Beberapa kata serapan Portugis juga dapat ditemukan dalam toponimi Ambon, seperti (1) Gang da Silva; (2) Poka; (3) Cova; (4) Cabo de Marthafons (5) Barranco; (6) Pagar Noodwyk; (7) Sungai Olifante; (8) Jalan Kayadoe; village names of (9) Leke, (10) Asilulu, (11) Passo, (12) Hatalai; dan (13) Batu Capeo. Orang-orang Ambon menyerap kosakata Portugis untuk menamai lorong (Lorong Da Silva); palung (cova); kepemilikan tanah (Pagar Noodwyk); batu koral (Batu Capeo); sungai (Sungai Olifante); tanjung (Cabo de Marthafons); nama-nama desa (Poka; Leke; Asilulu; Passo; dan Hatalai); dan nama jalan (Jalan Kayadoe). Kosakata itu mungkin merujuk pada hasil interaksi antara orang Portugis dan orang Ambon sepanjang abad ke-16. Kawin campur di antara mereka juga mempercepat perjumpaan budaya dalam konteks bahasa kreol. 

Di Ambon, orang-orang lokal menamai lorong mereka berdasarkan asal-usul mereka. Jika sebuah lorong ditempati oleh keturunan Da Silva, maka mereka menamakan lorong mereka dengan Lorong Da Silva. Orang lokal juga meniru bagaimana orang Portugis memanggil berbagai fenomena geografi seperti cova untuk palung; Pagar Noodwyk untuk kepemilikan tanah; Batu Capeo untuk batu yang berbentuk topi; Sungai Olifante untuk sungai yang berbentuk seperti gajah; Cabo de Marthafons untuk mengenang Martim Afonso de Marthafons (Wijaya, dkk, 2020).
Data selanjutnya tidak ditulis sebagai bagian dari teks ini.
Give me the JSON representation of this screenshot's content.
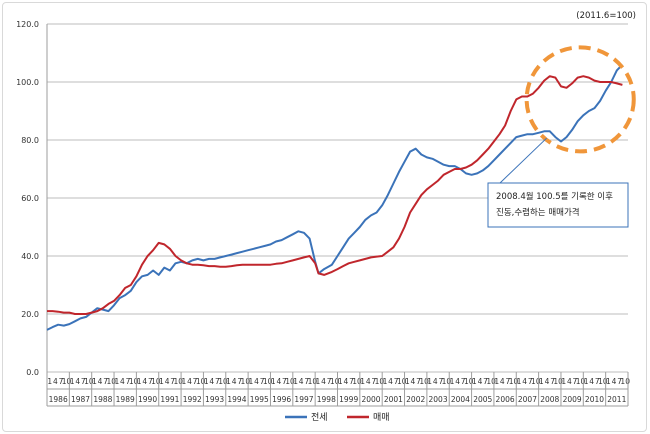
{
  "chart_data": {
    "type": "line",
    "title": "",
    "base_note": "(2011.6=100)",
    "xlabel": "",
    "ylabel": "",
    "ylim": [
      0,
      120
    ],
    "yticks": [
      "0.0",
      "20.0",
      "40.0",
      "60.0",
      "80.0",
      "100.0",
      "120.0"
    ],
    "grid": true,
    "legend_position": "bottom",
    "years": [
      "1986",
      "1987",
      "1988",
      "1989",
      "1990",
      "1991",
      "1992",
      "1993",
      "1994",
      "1995",
      "1996",
      "1997",
      "1998",
      "1999",
      "2000",
      "2001",
      "2002",
      "2003",
      "2004",
      "2005",
      "2006",
      "2007",
      "2008",
      "2009",
      "2010",
      "2011"
    ],
    "month_ticks": [
      "1",
      "4",
      "7",
      "10"
    ],
    "colors": {
      "jeonse": "#3b73b9",
      "maemae": "#c0262c",
      "highlight": "#f0963a"
    },
    "series": [
      {
        "name": "전세",
        "key": "jeonse",
        "points": [
          [
            1986.0,
            14.5
          ],
          [
            1986.25,
            15.5
          ],
          [
            1986.5,
            16.3
          ],
          [
            1986.75,
            16.0
          ],
          [
            1987.0,
            16.5
          ],
          [
            1987.25,
            17.5
          ],
          [
            1987.5,
            18.5
          ],
          [
            1987.75,
            19.0
          ],
          [
            1988.0,
            20.5
          ],
          [
            1988.25,
            22.0
          ],
          [
            1988.5,
            21.5
          ],
          [
            1988.75,
            21.0
          ],
          [
            1989.0,
            23.0
          ],
          [
            1989.25,
            25.5
          ],
          [
            1989.5,
            26.5
          ],
          [
            1989.75,
            28.0
          ],
          [
            1990.0,
            31.0
          ],
          [
            1990.25,
            33.0
          ],
          [
            1990.5,
            33.5
          ],
          [
            1990.75,
            35.0
          ],
          [
            1991.0,
            33.5
          ],
          [
            1991.25,
            36.0
          ],
          [
            1991.5,
            35.0
          ],
          [
            1991.75,
            37.5
          ],
          [
            1992.0,
            38.0
          ],
          [
            1992.25,
            37.5
          ],
          [
            1992.5,
            38.5
          ],
          [
            1992.75,
            39.0
          ],
          [
            1993.0,
            38.5
          ],
          [
            1993.25,
            39.0
          ],
          [
            1993.5,
            39.0
          ],
          [
            1993.75,
            39.5
          ],
          [
            1994.0,
            40.0
          ],
          [
            1994.25,
            40.5
          ],
          [
            1994.5,
            41.0
          ],
          [
            1994.75,
            41.5
          ],
          [
            1995.0,
            42.0
          ],
          [
            1995.25,
            42.5
          ],
          [
            1995.5,
            43.0
          ],
          [
            1995.75,
            43.5
          ],
          [
            1996.0,
            44.0
          ],
          [
            1996.25,
            45.0
          ],
          [
            1996.5,
            45.5
          ],
          [
            1996.75,
            46.5
          ],
          [
            1997.0,
            47.5
          ],
          [
            1997.25,
            48.5
          ],
          [
            1997.5,
            48.0
          ],
          [
            1997.75,
            46.0
          ],
          [
            1998.0,
            38.0
          ],
          [
            1998.15,
            34.0
          ],
          [
            1998.4,
            35.5
          ],
          [
            1998.75,
            37.0
          ],
          [
            1999.0,
            40.0
          ],
          [
            1999.25,
            43.0
          ],
          [
            1999.5,
            46.0
          ],
          [
            1999.75,
            48.0
          ],
          [
            2000.0,
            50.0
          ],
          [
            2000.25,
            52.5
          ],
          [
            2000.5,
            54.0
          ],
          [
            2000.75,
            55.0
          ],
          [
            2001.0,
            57.5
          ],
          [
            2001.25,
            61.0
          ],
          [
            2001.5,
            65.0
          ],
          [
            2001.75,
            69.0
          ],
          [
            2002.0,
            72.5
          ],
          [
            2002.25,
            76.0
          ],
          [
            2002.5,
            77.0
          ],
          [
            2002.75,
            75.0
          ],
          [
            2003.0,
            74.0
          ],
          [
            2003.25,
            73.5
          ],
          [
            2003.5,
            72.5
          ],
          [
            2003.75,
            71.5
          ],
          [
            2004.0,
            71.0
          ],
          [
            2004.25,
            71.0
          ],
          [
            2004.5,
            70.0
          ],
          [
            2004.75,
            68.5
          ],
          [
            2005.0,
            68.0
          ],
          [
            2005.25,
            68.5
          ],
          [
            2005.5,
            69.5
          ],
          [
            2005.75,
            71.0
          ],
          [
            2006.0,
            73.0
          ],
          [
            2006.25,
            75.0
          ],
          [
            2006.5,
            77.0
          ],
          [
            2006.75,
            79.0
          ],
          [
            2007.0,
            81.0
          ],
          [
            2007.25,
            81.5
          ],
          [
            2007.5,
            82.0
          ],
          [
            2007.75,
            82.0
          ],
          [
            2008.0,
            82.5
          ],
          [
            2008.25,
            83.0
          ],
          [
            2008.5,
            83.0
          ],
          [
            2008.75,
            81.0
          ],
          [
            2009.0,
            79.5
          ],
          [
            2009.25,
            81.0
          ],
          [
            2009.5,
            83.5
          ],
          [
            2009.75,
            86.5
          ],
          [
            2010.0,
            88.5
          ],
          [
            2010.25,
            90.0
          ],
          [
            2010.5,
            91.0
          ],
          [
            2010.75,
            93.5
          ],
          [
            2011.0,
            97.0
          ],
          [
            2011.25,
            100.0
          ],
          [
            2011.5,
            104.0
          ],
          [
            2011.75,
            106.0
          ]
        ]
      },
      {
        "name": "매매",
        "key": "maemae",
        "points": [
          [
            1986.0,
            21.0
          ],
          [
            1986.25,
            21.0
          ],
          [
            1986.5,
            20.8
          ],
          [
            1986.75,
            20.5
          ],
          [
            1987.0,
            20.5
          ],
          [
            1987.25,
            20.0
          ],
          [
            1987.5,
            20.0
          ],
          [
            1987.75,
            20.0
          ],
          [
            1988.0,
            20.5
          ],
          [
            1988.25,
            21.0
          ],
          [
            1988.5,
            22.0
          ],
          [
            1988.75,
            23.5
          ],
          [
            1989.0,
            24.5
          ],
          [
            1989.25,
            26.5
          ],
          [
            1989.5,
            29.0
          ],
          [
            1989.75,
            30.0
          ],
          [
            1990.0,
            33.0
          ],
          [
            1990.25,
            37.0
          ],
          [
            1990.5,
            40.0
          ],
          [
            1990.75,
            42.0
          ],
          [
            1991.0,
            44.5
          ],
          [
            1991.25,
            44.0
          ],
          [
            1991.5,
            42.5
          ],
          [
            1991.75,
            40.0
          ],
          [
            1992.0,
            38.5
          ],
          [
            1992.25,
            37.5
          ],
          [
            1992.5,
            37.0
          ],
          [
            1992.75,
            37.0
          ],
          [
            1993.0,
            36.8
          ],
          [
            1993.25,
            36.5
          ],
          [
            1993.5,
            36.5
          ],
          [
            1993.75,
            36.3
          ],
          [
            1994.0,
            36.3
          ],
          [
            1994.25,
            36.5
          ],
          [
            1994.5,
            36.8
          ],
          [
            1994.75,
            37.0
          ],
          [
            1995.0,
            37.0
          ],
          [
            1995.25,
            37.0
          ],
          [
            1995.5,
            37.0
          ],
          [
            1995.75,
            37.0
          ],
          [
            1996.0,
            37.0
          ],
          [
            1996.25,
            37.3
          ],
          [
            1996.5,
            37.5
          ],
          [
            1996.75,
            38.0
          ],
          [
            1997.0,
            38.5
          ],
          [
            1997.25,
            39.0
          ],
          [
            1997.5,
            39.5
          ],
          [
            1997.75,
            40.0
          ],
          [
            1998.0,
            37.5
          ],
          [
            1998.15,
            34.0
          ],
          [
            1998.4,
            33.5
          ],
          [
            1998.75,
            34.5
          ],
          [
            1999.0,
            35.5
          ],
          [
            1999.25,
            36.5
          ],
          [
            1999.5,
            37.5
          ],
          [
            1999.75,
            38.0
          ],
          [
            2000.0,
            38.5
          ],
          [
            2000.25,
            39.0
          ],
          [
            2000.5,
            39.5
          ],
          [
            2000.75,
            39.8
          ],
          [
            2001.0,
            40.0
          ],
          [
            2001.25,
            41.5
          ],
          [
            2001.5,
            43.0
          ],
          [
            2001.75,
            46.0
          ],
          [
            2002.0,
            50.0
          ],
          [
            2002.25,
            55.0
          ],
          [
            2002.5,
            58.0
          ],
          [
            2002.75,
            61.0
          ],
          [
            2003.0,
            63.0
          ],
          [
            2003.25,
            64.5
          ],
          [
            2003.5,
            66.0
          ],
          [
            2003.75,
            68.0
          ],
          [
            2004.0,
            69.0
          ],
          [
            2004.25,
            70.0
          ],
          [
            2004.5,
            70.0
          ],
          [
            2004.75,
            70.5
          ],
          [
            2005.0,
            71.5
          ],
          [
            2005.25,
            73.0
          ],
          [
            2005.5,
            75.0
          ],
          [
            2005.75,
            77.0
          ],
          [
            2006.0,
            79.5
          ],
          [
            2006.25,
            82.0
          ],
          [
            2006.5,
            85.0
          ],
          [
            2006.75,
            90.0
          ],
          [
            2007.0,
            94.0
          ],
          [
            2007.25,
            95.0
          ],
          [
            2007.5,
            95.0
          ],
          [
            2007.75,
            96.0
          ],
          [
            2008.0,
            98.0
          ],
          [
            2008.25,
            100.5
          ],
          [
            2008.5,
            102.0
          ],
          [
            2008.75,
            101.5
          ],
          [
            2009.0,
            98.5
          ],
          [
            2009.25,
            98.0
          ],
          [
            2009.5,
            99.5
          ],
          [
            2009.75,
            101.5
          ],
          [
            2010.0,
            102.0
          ],
          [
            2010.25,
            101.5
          ],
          [
            2010.5,
            100.5
          ],
          [
            2010.75,
            100.0
          ],
          [
            2011.0,
            100.0
          ],
          [
            2011.25,
            100.0
          ],
          [
            2011.5,
            99.5
          ],
          [
            2011.75,
            99.0
          ]
        ]
      }
    ],
    "annotation": {
      "lines": [
        "2008.4월 100.5를 기록한 이후",
        "진동,수렴하는 매매가격"
      ],
      "highlight_x_range": [
        2008.0,
        2011.9
      ],
      "highlight_y_center": 94
    }
  }
}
Nama-nama desa di Ambon juga banyak yang meminjam kosakata Portugis. Beberapa desa seperti Asilulu, Passo, dan Hatalai dapat dijadikan sebagai contoh kasusnya. Orang-orang Asilulu adalah orang Ambon pertama yang bertemu Portugis di Nusa Telu. Orang Asilulu jugalah yang memperkenalkan mereka pada Empat Perdana. Desa lain seperti Passo, juga menyaksikan episode lain kehadiran Portugis di Ambon. Passo ditinggali oleh orang Portugis ketika mereka terusir dari Hitu. Menariknya salah satu dari Kapten Portugis di Ambon, Joao Caiado de Gamboa diingat oleh Orang Ambon dengan menamai salah satu jalan mereka dengan Jalan Kayadoe. Dalam episode terakhir kehadiran Portugis di Ambon, mereka diusir oleh Belanda. Beberapa keluarga Portugis tidak mau berpindah dan memilih untuk mengabdi pada Belanda. Mereka tinggal dan menikah dengan orang lokal. Bahkan mereka juga berpindah agama. Mereka tinggal di lahan milik Raja Soya dan diketahui oleh Otoritas Belanda. Orang-orang percaya bahwa mereka tinggal di Hatalai dan Naku di mana keturunan mereka dapat ditemui kini (Abdurachman, 2008; Da Franca, 2000; De Castro, 2019). Portugis juga menggunakan Bahasa Melayu untuk menyebarkan Agama Katolik. Francis Xavier, seorang misionaris Jesuit yang tiba di Malaka dari Goa pada tahun 1545, juga mempelajari Bahasa Melayu. Dia menerjemahkan doa-doa Katolik dan Katekismus Dasar dalam Bahasa Melayu. Di Maluku, terutama di Ambon dan di Morotai, Francis Xavier mengajarkan doktrin agama dengan menggunakan Bahasa Melayu yang lebih mudah dipahami. Pada waktu itu, Bahasa Melayu digunakan dan dapat dimengerti secara luas (Collins, 2005:33).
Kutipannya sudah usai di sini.